After lunch, we got off-track ourselves when, heading for Sapulpa on 66, we decided to take a road that led to the charmingly-named town of Pretty Water. The road went for miles, then turned to gravel and continued for many more miles. We were no longer on Route 66, but we were enjoying seeing something we'd never seen before. The countryside was a mix of farms, dissheveled trailer homes, and newer construction on small horse farms. We ended up somewhere near Keystone Lake, but I'm still not exactly sure where we were. It was so unfamiliar that it honestly felt like a little vacation for me. But all good things must come to an end, and eventually our pretty little road hooked back into a major road that was familiar to Ron, so we took it back to Tulsa. It was a delightful way to spend a day!

Tuesday, December 1, 2009

Quik Trip (and I don't mean the convenience store)
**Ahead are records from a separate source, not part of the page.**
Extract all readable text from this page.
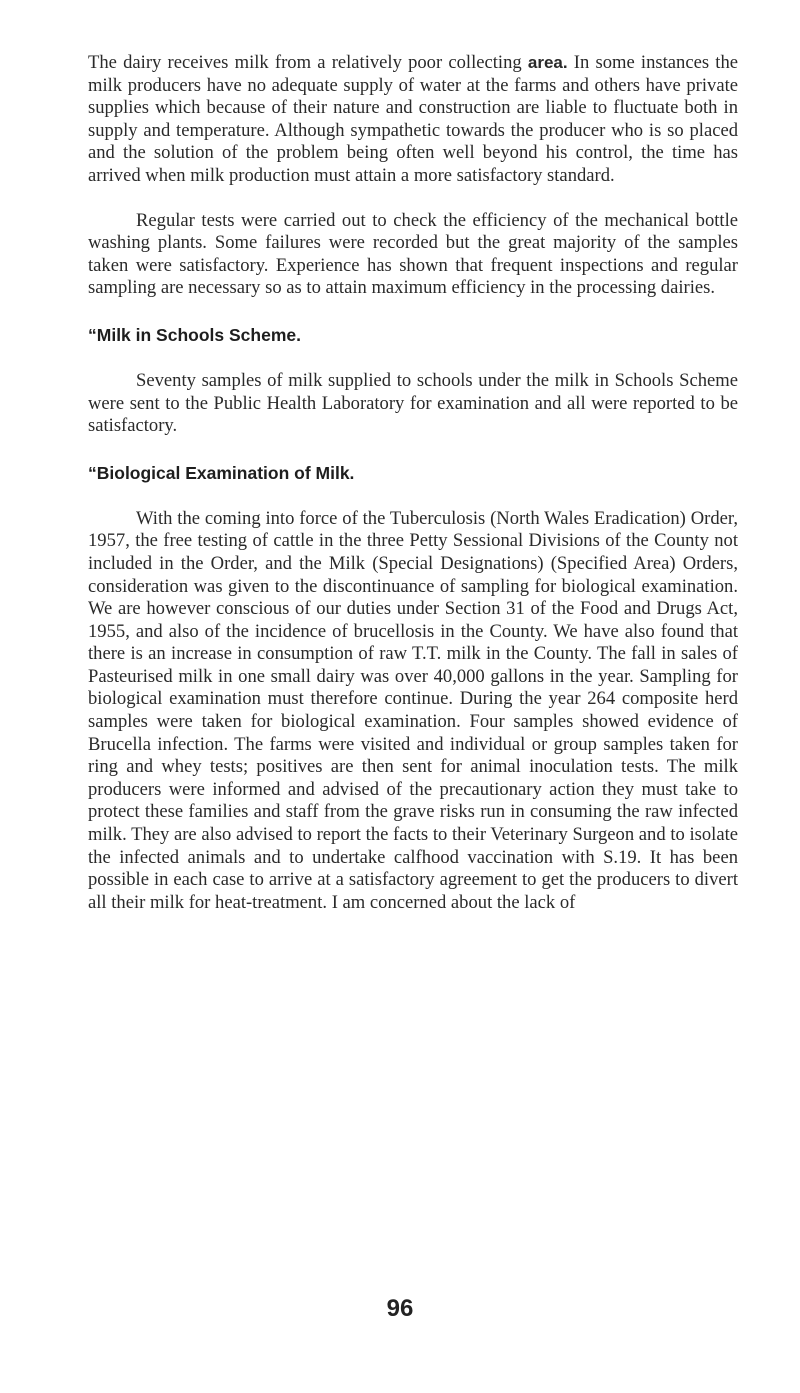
The dairy receives milk from a relatively poor collecting area. In some instances the milk producers have no adequate supply of water at the farms and others have private supplies which because of their nature and construction are liable to fluctuate both in supply and temperature. Although sympathetic towards the producer who is so placed and the solution of the problem being often well beyond his control, the time has arrived when milk production must attain a more satisfactory standard.

Regular tests were carried out to check the efficiency of the mechanical bottle washing plants. Some failures were recorded but the great majority of the samples taken were satisfactory. Experience has shown that frequent inspections and regular sampling are necessary so as to attain maximum efficiency in the processing dairies.

“Milk in Schools Scheme.

Seventy samples of milk supplied to schools under the milk in Schools Scheme were sent to the Public Health Laboratory for examination and all were reported to be satisfactory.

“Biological Examination of Milk.

With the coming into force of the Tuberculosis (North Wales Eradication) Order, 1957, the free testing of cattle in the three Petty Sessional Divisions of the County not included in the Order, and the Milk (Special Designations) (Specified Area) Orders, consideration was given to the discontinuance of sampling for biological examination. We are however conscious of our duties under Section 31 of the Food and Drugs Act, 1955, and also of the incidence of brucellosis in the County. We have also found that there is an increase in consumption of raw T.T. milk in the County. The fall in sales of Pasteurised milk in one small dairy was over 40,000 gallons in the year. Sampling for biological examination must therefore continue. During the year 264 composite herd samples were taken for biological examination. Four samples showed evidence of Brucella infection. The farms were visited and individual or group samples taken for ring and whey tests; positives are then sent for animal inoculation tests. The milk producers were informed and advised of the precautionary action they must take to protect these families and staff from the grave risks run in consuming the raw infected milk. They are also advised to report the facts to their Veterinary Surgeon and to isolate the infected animals and to undertake calfhood vaccination with S.19. It has been possible in each case to arrive at a satisfactory agreement to get the producers to divert all their milk for heat-treatment. I am concerned about the lack of

96
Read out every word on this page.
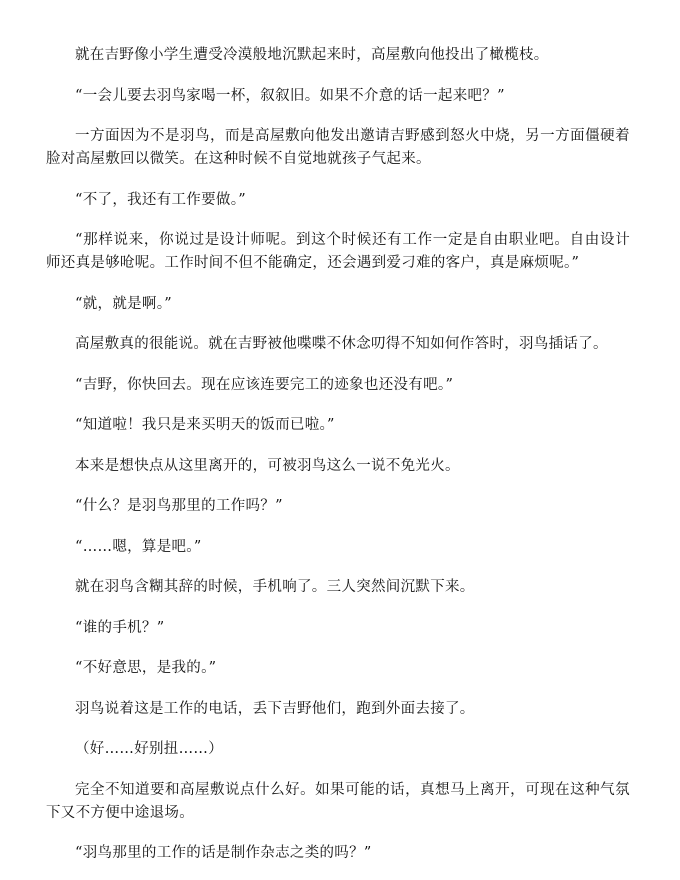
就在吉野像小学生遭受冷漠般地沉默起来时，高屋敷向他投出了橄榄枝。

“一会儿要去羽鸟家喝一杯，叙叙旧。如果不介意的话一起来吧？”

一方面因为不是羽鸟，而是高屋敷向他发出邀请吉野感到怒火中烧，另一方面僵硬着脸对高屋敷回以微笑。在这种时候不自觉地就孩子气起来。

“不了，我还有工作要做。”

“那样说来，你说过是设计师呢。到这个时候还有工作一定是自由职业吧。自由设计师还真是够呛呢。工作时间不但不能确定，还会遇到爱刁难的客户，真是麻烦呢。”

“就，就是啊。”

高屋敷真的很能说。就在吉野被他喋喋不休念叨得不知如何作答时，羽鸟插话了。

“吉野，你快回去。现在应该连要完工的迹象也还没有吧。”

“知道啦！我只是来买明天的饭而已啦。”

本来是想快点从这里离开的，可被羽鸟这么一说不免光火。

“什么？是羽鸟那里的工作吗？”

“……嗯，算是吧。”

就在羽鸟含糊其辞的时候，手机响了。三人突然间沉默下来。

“谁的手机？”

“不好意思，是我的。”

羽鸟说着这是工作的电话，丢下吉野他们，跑到外面去接了。

（好……好别扭……）

完全不知道要和高屋敷说点什么好。如果可能的话，真想马上离开，可现在这种气氛下又不方便中途退场。

“羽鸟那里的工作的话是制作杂志之类的吗？”
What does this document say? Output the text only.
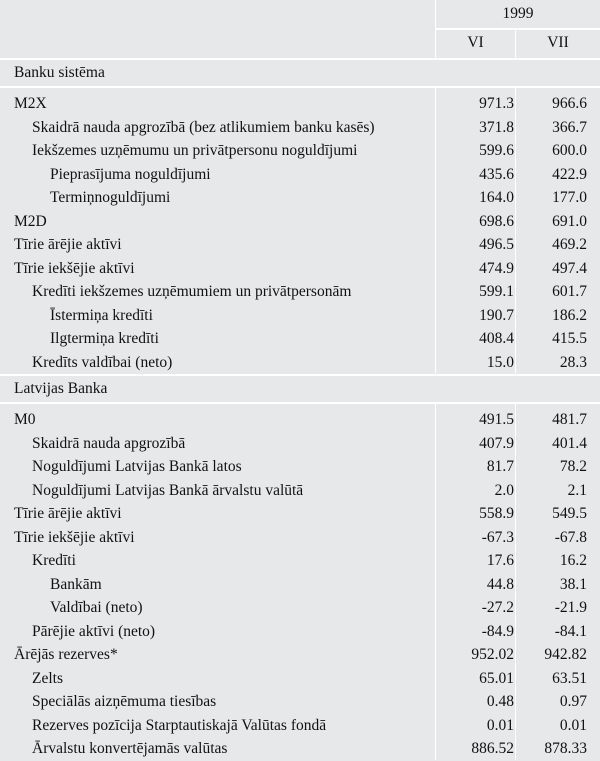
1999
VI	VII
Banku sistēma
M2X	971.3	966.6
Skaidrā nauda apgrozībā (bez atlikumiem banku kasēs)	371.8	366.7
Iekšzemes uzņēmumu un privātpersonu noguldījumi	599.6	600.0
Pieprasījuma noguldījumi	435.6	422.9
Termiņnoguldījumi	164.0	177.0
M2D	698.6	691.0
Tīrie ārējie aktīvi	496.5	469.2
Tīrie iekšējie aktīvi	474.9	497.4
Kredīti iekšzemes uzņēmumiem un privātpersonām	599.1	601.7
Īstermiņa kredīti	190.7	186.2
Ilgtermiņa kredīti	408.4	415.5
Kredīts valdībai (neto)	15.0	28.3
Latvijas Banka
M0	491.5	481.7
Skaidrā nauda apgrozībā	407.9	401.4
Noguldījumi Latvijas Bankā latos	81.7	78.2
Noguldījumi Latvijas Bankā ārvalstu valūtā	2.0	2.1
Tīrie ārējie aktīvi	558.9	549.5
Tīrie iekšējie aktīvi	-67.3	-67.8
Kredīti	17.6	16.2
Bankām	44.8	38.1
Valdībai (neto)	-27.2	-21.9
Pārējie aktīvi (neto)	-84.9	-84.1
Ārējās rezerves*	952.02	942.82
Zelts	65.01	63.51
Speciālās aizņēmuma tiesības	0.48	0.97
Rezerves pozīcija Starptautiskajā Valūtas fondā	0.01	0.01
Ārvalstu konvertējamās valūtas	886.52	878.33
This was the first actual day that I took "off" from my regular Tues., Thurs., Sat., and Sun. Afton Station schedule. I celebrated by. . . driving to Afton Station! LOL! Although I have let it be known that I'll basically only be open on weekends during the winter, I realize it's going to be difficult for me to stick to this schedule since, let's face it, I love driving up there!

So today, I did. I had a good excuse. Yesterday I picked up some foam material that David needed for his motor home, since it was only available in Tulsa. So I took it to him and spent a little time (very little -- I didn't even turn on the heat) at the Station. I did close out the November books, which took mere minutes since we only had 158 visitors for the month. I was, of course, grateful for all of their visits, and even for the average $1.99/person they spent. I didn't get rich in November! :-)

I drove up to Grove to deliver some Afton Station brochures they had requested at the Grand Lake Visitors' Center, but they were closed. :-(

On the way back to Tulsa, I just had to do something Route 66-ish, so I stopped at the Blue Whale in Catoosa. You've all seen photos of the whale himself ad nauseum, so I decided to photograph some of the other buildings on the site, or what's left of them. Some folks don't know that the Blue Whale itself was part of a larger -- but still small -- amusement park, privately owned. It included a replica of Noah's Ark and several other buildings. All that's left of those other edifices are the bones, and plenty of "No Trespassing" signs because of their instability. Here are a few pictures:
What's left of Noah's Ark
No ducks here. Just a warning of a low doorway.
Ticket booth
Someone has done some more recent painting.

I wish I'd been around to see the Blue Whale park in its heyday. There was swimming, a snack bar, and other attractions. Sometimes it hurts to know that I missed out on some of those old-time fun places.